Parameter Type Required Default Description
query string Yes - Search query string
max_results integer No 5 Number of results to return (1-20)
timeout float No 10.0 Request timeout in seconds
cursor string No "0" Pagination cursor (page number, starts from 0)

Response Example

{
  "results": [
    {
      "title": "Python Web Scraping Tutorial",
      "url": "https://example.com/tutorial",
      "content": "Learn how to scrape websites using Python...",
      "score": 0.95
    },
    {
      "title": "Best Python Scraping Libraries",
      "url": "https://example.com/libraries",
      "content": "A comprehensive guide to Python scraping tools...",
      "score": 0.9
    }
  ]
}

Note: The score field now reflects the search result's position (higher position = higher score).

Advanced Usage

from toolregistry_hub.websearch import BrightDataSearch

search = BrightDataSearch()

queries = ["python", "javascript", "golang"]
all_results = []

for query in queries:
    results = search.search(query, max_results=5)
    all_results.extend(results)

print(f"Total results retrieved: {len(all_results)}")

Deep Search (Multiple Pages)

from toolregistry_hub.websearch import BrightDataSearch

search = BrightDataSearch()

# Get first 50 results (automatic pagination)
results = search.search("machine learning", max_results=50)

# Or manually control pagination
all_results = []
for page in range(3):  # Get first 3 pages
    results = search.search(
        "deep learning",
        max_results=20,
        cursor=str(page)
    )
    all_results.extend(results)

Custom Configuration

from toolregistry_hub.websearch import BrightDataSearch

# Use custom configuration
search = BrightDataSearch(
    api_keys="your_custom_token",
    zone="custom_zone_name",
    rate_limit_delay=2.0  # 2 seconds delay between requests
)

results = search.search("custom query")

Result Scoring

Results are scored based on their position in search results:

  • Position 1: score = 0.95
  • Position 2: score = 0.90
  • Position 3: score = 0.85
  • And so on...

The scoring formula is: score = 1.0 - (position * 0.05), clamped between 0.0 and 1.0.

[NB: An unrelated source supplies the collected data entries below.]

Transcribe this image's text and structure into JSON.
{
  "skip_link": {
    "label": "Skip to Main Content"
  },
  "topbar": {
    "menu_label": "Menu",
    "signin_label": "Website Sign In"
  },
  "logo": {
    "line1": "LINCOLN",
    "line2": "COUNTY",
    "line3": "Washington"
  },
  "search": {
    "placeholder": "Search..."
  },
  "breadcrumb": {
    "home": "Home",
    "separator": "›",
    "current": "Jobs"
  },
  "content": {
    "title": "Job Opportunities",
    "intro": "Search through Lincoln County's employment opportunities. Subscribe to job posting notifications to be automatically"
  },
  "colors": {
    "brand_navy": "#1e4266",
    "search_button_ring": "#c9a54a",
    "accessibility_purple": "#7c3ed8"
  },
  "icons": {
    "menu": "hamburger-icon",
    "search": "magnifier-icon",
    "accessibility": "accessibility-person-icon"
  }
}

This provides a more accurate representation of result relevance compared to a fixed score.

Zone Explanation

Zone is a core concept in Bright Data, similar to a "proxy pool" or "service instance":

  • Each Zone has independent quota and billing
  • Default uses mcp_unlocker zone (Web Unlocker type)
  • Can be customized via BRIGHTDATA_ZONE environment variable
  • Auto-creation: If zone doesn't exist, the system will automatically create it (requires valid API key)

Zone Auto-creation

When you initialize BrightDataSearch, the system will:

  1. Check if the specified zone exists
  2. If not, automatically create a Web Unlocker type zone
  3. If creation fails, log a warning but continue running (zone may be created by Bright Data on first use)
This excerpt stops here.